To commemorate Black History Month, I'd like to introduce you to two brave black women you've never heard of--Lilly Ann Granderson and Sarah E. Goode.
In Midnight Teacher: Lilly Ann Granderson and her Secret School, author Janet Halfmann tells Granderson's story in this picture book biography from the time Lilly was an enslaved child working in the master's house. She played school with the master's children when adults were not watching. She knew that she needed to hide her learning, but her desire to learn was unquenchable. Illustrations by London Ladd show Lilly teaching reading and writing to other enslaved children. Soon people of all ages attended her lessons. All of them knew the risks they faced if caught, but they continued. Lilly's students went on to teach others, creating a ripple of education. Halfmann makes clear the difficulties and risks Lilly took to create a good life for her family and help others learn. The difference between being enslaved and free before, during, and after the Civil War is stated directly. The Afterword fills in the historical record, and selected references show readers Halfmann's scholarship and places where they can find more information.

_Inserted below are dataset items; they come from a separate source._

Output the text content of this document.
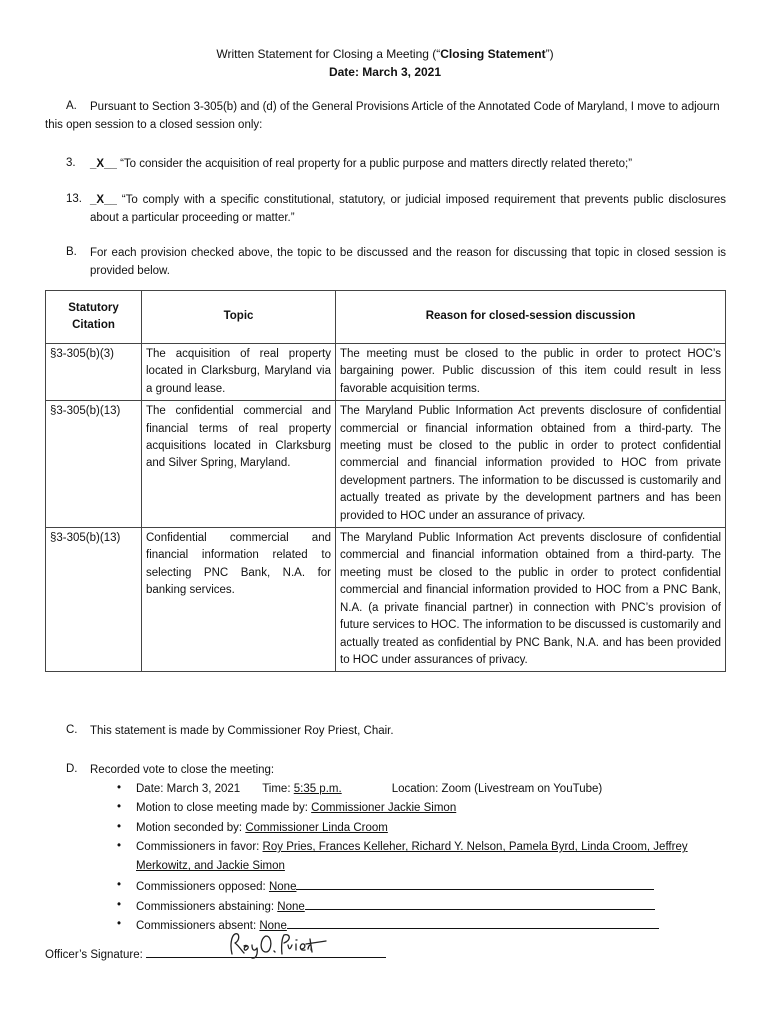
Written Statement for Closing a Meeting (“Closing Statement”)
Date: March 3, 2021
A.	Pursuant to Section 3-305(b) and (d) of the General Provisions Article of the Annotated Code of Maryland, I move to adjourn this open session to a closed session only:
3. _X__ “To consider the acquisition of real property for a public purpose and matters directly related thereto;”
13. _X__ “To comply with a specific constitutional, statutory, or judicial imposed requirement that prevents public disclosures about a particular proceeding or matter.”
B. For each provision checked above, the topic to be discussed and the reason for discussing that topic in closed session is provided below.
Statutory Citation	Topic	Reason for closed-session discussion
§3-305(b)(3)	The acquisition of real property located in Clarksburg, Maryland via a ground lease.	The meeting must be closed to the public in order to protect HOC’s bargaining power. Public discussion of this item could result in less favorable acquisition terms.
§3-305(b)(13)	The confidential commercial and financial terms of real property acquisitions located in Clarksburg and Silver Spring, Maryland.	The Maryland Public Information Act prevents disclosure of confidential commercial or financial information obtained from a third-party. The meeting must be closed to the public in order to protect confidential commercial and financial information provided to HOC from private development partners. The information to be discussed is customarily and actually treated as private by the development partners and has been provided to HOC under an assurance of privacy.
§3-305(b)(13)	Confidential commercial and financial information related to selecting PNC Bank, N.A. for banking services.	The Maryland Public Information Act prevents disclosure of confidential commercial and financial information obtained from a third-party. The meeting must be closed to the public in order to protect confidential commercial and financial information provided to HOC from a PNC Bank, N.A. (a private financial partner) in connection with PNC’s provision of future services to HOC. The information to be discussed is customarily and actually treated as confidential by PNC Bank, N.A. and has been provided to HOC under assurances of privacy.
C. This statement is made by Commissioner Roy Priest, Chair.
D. Recorded vote to close the meeting:
• Date: March 3, 2021 Time: 5:35 p.m.	Location: Zoom (Livestream on YouTube)
• Motion to close meeting made by: Commissioner Jackie Simon
• Motion seconded by: Commissioner Linda Croom
• Commissioners in favor: Roy Pries, Frances Kelleher, Richard Y. Nelson, Pamela Byrd, Linda Croom, Jeffrey
Merkowitz, and Jackie Simon
• Commissioners opposed: None
• Commissioners abstaining: None
• Commissioners absent: None
Officer’s Signature:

Vivian Kirkfield's picture book biography of Sarah E. Goode, Sweet Dreams, Sarah, shows a determined young black woman in pursuit of a dream. In lyrical language, Kirkfield describes Sarah's childhood as a slave and her dreams for something better: "A husband, A family, A job that she loved." Kirkfield continues to tell how Sarah achieved all three by moving to Chicago after emancipation, marrying Archibald Goode, starting a family, and opening her own furniture store. That might have been enough, but Sarah was skilled with people and with woodworking tools. She found a need--to make room for more beds in small apartments--and set to work. The furniture in her story wouldn't work: "Too boxy! Too bulky! Too big!" But she had an idea that led to Sarah Goode being the first black woman to hold a patent. Kirkfield shows Sarah's failed attempts at creating a cabinet bed (a forerunner of the Murphy bed) and the denial of her first patent application. After those trials, her patent acceptance and sale of her cabinet beds were a sweet dream come true. The illustrations by Chris Ewald show Sarah in action and emotion, helping readers to feel the depth of her dreams and understand the difficulties of her challenges.The back matter fills in more of the story with an Author's Note, an explanation of what a patent is, and a timeline of Sarah's life.
Both books are good for the older picture book reader through adults because of their empowering facts and emphasis on persistence in pursuing one's dreams.